Названный поднимает уголки губ. В проёме–белые широкие твёрдые струны, которые бывают только у арф великанов:
—Да ла-а-адно тебе, отбрось формальности!–Венти щурится лукаво, наклоняясь чуть вперед.– Мы хоть и видимся всего второй раз, нам не к чему строить из себя напомаженных дядек-аристократов, верно?—тихонько молвит, уводя немножко за руку от горечи прошлого и возвращаясь к беспечности, как в свой родной дом: щебечет о чём-то слегка деловито и, будто уже не одну декаду проживая в этом вороньем гнезде, предварительно родившись тут, здесь же проведя свою молодость и, вероятно, собираясь состариться и превратиться в пепел на этих же досках, совершенно по-домашнему и стремительно раскладывает по качающемуся полу свой плащ, разглаживая тонкими пальцами складки и умещая на нем свой берет. Вид такого своевольного Венти заставлял персиковые глаза улыбаться.

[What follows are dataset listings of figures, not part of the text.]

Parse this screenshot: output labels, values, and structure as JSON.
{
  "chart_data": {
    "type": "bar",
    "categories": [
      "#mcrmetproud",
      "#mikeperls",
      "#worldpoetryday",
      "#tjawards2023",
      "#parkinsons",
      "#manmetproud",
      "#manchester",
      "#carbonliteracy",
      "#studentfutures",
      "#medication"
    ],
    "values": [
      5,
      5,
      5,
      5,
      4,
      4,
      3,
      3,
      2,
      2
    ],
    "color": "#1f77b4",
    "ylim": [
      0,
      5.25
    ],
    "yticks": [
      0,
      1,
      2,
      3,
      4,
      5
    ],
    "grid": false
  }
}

– Ммм, я просто о-бо-жа-ю ощущать ветер в волосах.–с блаженством вскидывает рукой сапфировую, почти агатовую челку, а та ключом пробивается сквозь пальцы.

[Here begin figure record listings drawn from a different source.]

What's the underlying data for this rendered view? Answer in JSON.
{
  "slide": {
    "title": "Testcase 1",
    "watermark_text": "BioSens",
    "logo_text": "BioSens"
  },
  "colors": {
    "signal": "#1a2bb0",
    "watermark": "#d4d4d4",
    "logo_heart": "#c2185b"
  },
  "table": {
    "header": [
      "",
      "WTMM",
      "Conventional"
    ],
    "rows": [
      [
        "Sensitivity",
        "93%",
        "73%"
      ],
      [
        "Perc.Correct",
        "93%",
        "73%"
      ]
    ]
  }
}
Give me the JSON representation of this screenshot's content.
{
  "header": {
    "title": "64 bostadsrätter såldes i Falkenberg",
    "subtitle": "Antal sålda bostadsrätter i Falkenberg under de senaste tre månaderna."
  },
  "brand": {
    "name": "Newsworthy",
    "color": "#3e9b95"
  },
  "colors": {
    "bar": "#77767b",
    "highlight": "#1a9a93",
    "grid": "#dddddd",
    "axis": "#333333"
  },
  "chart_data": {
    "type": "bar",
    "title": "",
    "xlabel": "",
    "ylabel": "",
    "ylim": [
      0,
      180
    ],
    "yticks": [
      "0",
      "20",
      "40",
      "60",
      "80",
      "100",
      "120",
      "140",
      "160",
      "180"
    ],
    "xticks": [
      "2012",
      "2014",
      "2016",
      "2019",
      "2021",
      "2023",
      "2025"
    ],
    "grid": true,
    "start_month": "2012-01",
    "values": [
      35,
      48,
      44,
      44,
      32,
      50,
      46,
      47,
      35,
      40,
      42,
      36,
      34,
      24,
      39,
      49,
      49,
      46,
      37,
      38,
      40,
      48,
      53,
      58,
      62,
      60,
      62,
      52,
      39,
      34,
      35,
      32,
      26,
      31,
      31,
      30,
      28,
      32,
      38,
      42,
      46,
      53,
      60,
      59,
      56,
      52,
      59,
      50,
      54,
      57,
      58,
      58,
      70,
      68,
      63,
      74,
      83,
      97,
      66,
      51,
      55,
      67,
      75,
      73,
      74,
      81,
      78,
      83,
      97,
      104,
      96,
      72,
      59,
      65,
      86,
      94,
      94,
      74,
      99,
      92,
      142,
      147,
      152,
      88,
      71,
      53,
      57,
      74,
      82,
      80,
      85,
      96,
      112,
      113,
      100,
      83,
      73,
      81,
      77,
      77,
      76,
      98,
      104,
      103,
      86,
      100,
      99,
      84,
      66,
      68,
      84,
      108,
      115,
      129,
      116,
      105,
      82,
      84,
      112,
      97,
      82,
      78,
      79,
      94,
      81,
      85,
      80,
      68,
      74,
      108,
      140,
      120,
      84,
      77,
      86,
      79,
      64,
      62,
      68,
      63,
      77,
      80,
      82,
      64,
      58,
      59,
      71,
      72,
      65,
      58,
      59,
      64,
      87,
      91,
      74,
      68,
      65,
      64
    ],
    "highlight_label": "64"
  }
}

Самурай не позволяет себе отныне молчать. Он поддерживающе мычит, разлепляя сцепившиеся губы:
– Катана–продолжение моей руки, ветер–души. Это двоединство пребывает в тесном соитии сколько я себя осознаю. Это не антитезные "инь" и "янь"–далеко не так–это коитус всей моей сущности. Я обязан достичь высот Селестии в гармонии с собой.
Венти на секунду плывет настороженностью, а затем восторженно присвистывает:
–Охо-хо, какое же прекрасное высказывание!–глаза фырчат, тонкость губ смеется ребяческим звоном стеклянных колокольчиков.–Я вижу, Праздник Морских Фонарей одарил тебя вдохновением, м-м-м?

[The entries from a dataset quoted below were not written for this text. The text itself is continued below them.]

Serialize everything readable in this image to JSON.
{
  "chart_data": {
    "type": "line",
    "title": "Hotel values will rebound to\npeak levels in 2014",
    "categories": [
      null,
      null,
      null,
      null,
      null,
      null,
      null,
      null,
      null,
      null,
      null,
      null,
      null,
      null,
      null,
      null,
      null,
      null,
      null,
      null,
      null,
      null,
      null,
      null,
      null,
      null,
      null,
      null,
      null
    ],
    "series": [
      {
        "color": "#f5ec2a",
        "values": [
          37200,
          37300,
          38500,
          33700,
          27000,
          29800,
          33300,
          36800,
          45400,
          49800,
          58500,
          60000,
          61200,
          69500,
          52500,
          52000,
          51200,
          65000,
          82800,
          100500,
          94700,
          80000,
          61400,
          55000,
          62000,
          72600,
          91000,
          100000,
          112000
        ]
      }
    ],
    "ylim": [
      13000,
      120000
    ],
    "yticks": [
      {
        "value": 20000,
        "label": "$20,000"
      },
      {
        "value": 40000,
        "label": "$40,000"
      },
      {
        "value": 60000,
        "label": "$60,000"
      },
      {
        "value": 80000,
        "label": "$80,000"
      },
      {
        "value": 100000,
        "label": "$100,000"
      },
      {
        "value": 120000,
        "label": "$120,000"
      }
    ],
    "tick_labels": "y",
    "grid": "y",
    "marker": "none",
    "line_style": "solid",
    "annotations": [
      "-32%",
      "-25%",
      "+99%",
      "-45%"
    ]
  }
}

От Венти пахнет озоном–небесной свободой–воздух скошенных мондштадтских равнин и сочная свежесть Драконьего хребта захватывающе сочетаются. Слышатся в юноше добрейшие лейтмотивы, когда он рассказывает о прошедшем дне. Они ветреной флейтисткой мелодией омывают его иссиня-черные вихры и пальцами цепляют струны лиры каэдахаровской души, отзываясь холодной рябью по позвоночнику, особенно в те моменты, когда коралловый и циановый взгляды сталкиваются друг с другом с эфемерным звоном бокалов. В эти секунды глаза Венти сужаются в щёлочки и начинают светиться лукавством,–чем-то неуловимым–будто он знает что-то внеземное, секретное, что только и ему положено знать. И слышится от скрипов кожицы его губ, раскрывающихся в улыбке, что-то запредельное и божественное. И хихикает он только ему понятно над чем. Для Кадзухи этот секрет преображается в фиолетовый цвет инадзумовских дынь и пахнет водным истоком и его сокрытыми намерениями-течениями, которые самурай, как ссохшийся в пустыне Сумеру странник, высматривает, копая землю. Под ногти у него забиваются неприятным зудом песчинки–он не перестает. И как найдет возрождающий ключ, несущий в себе большую ценность, чем сокровища знаний, сокрытых в гробнице царя Дешрета–так и не отлипнет, жадно припадая обезвоженными устами к грязным, грешным, сокрытым под пылью водам. Течения эти сверкают перлами в изумрудных глазах Венти–они соревнуются с танцем горячительной жидкости абсолютно полной бутыли.
Бард ведет рукой, вино раболепно откупоривается, пресмыкаясь под Анемо-энергией, а юркий мальчишеский язычок в предвкушении и передышке от раннего водопада слов рыбкой сверкает между тонкими губами. Глаза в немой просьбе "можно?" светятся в алчном желании пригубить пару капель. А Кадзуха вовсе и не против. Вино пенится зеленым медом, когда горлышко вскидывается к небу. Капли влажными дорожками процеловывают шейку Венти, застенчиво прячась за пышным жабо. Бард круговыми движениями обдувает горлышко—то по-зеленому звенит "фа". Минорно или мажорно–Кадзуха не знает: это не его прерогатива. Однако уверен он в одном: Венти бы точно понял. Интересно, как долго капельки будут течь? Обрамлят ли подростковый кадык, обнимут ли маленькие алебастровые птичьи косточки ключиц, обтекая плоские груди?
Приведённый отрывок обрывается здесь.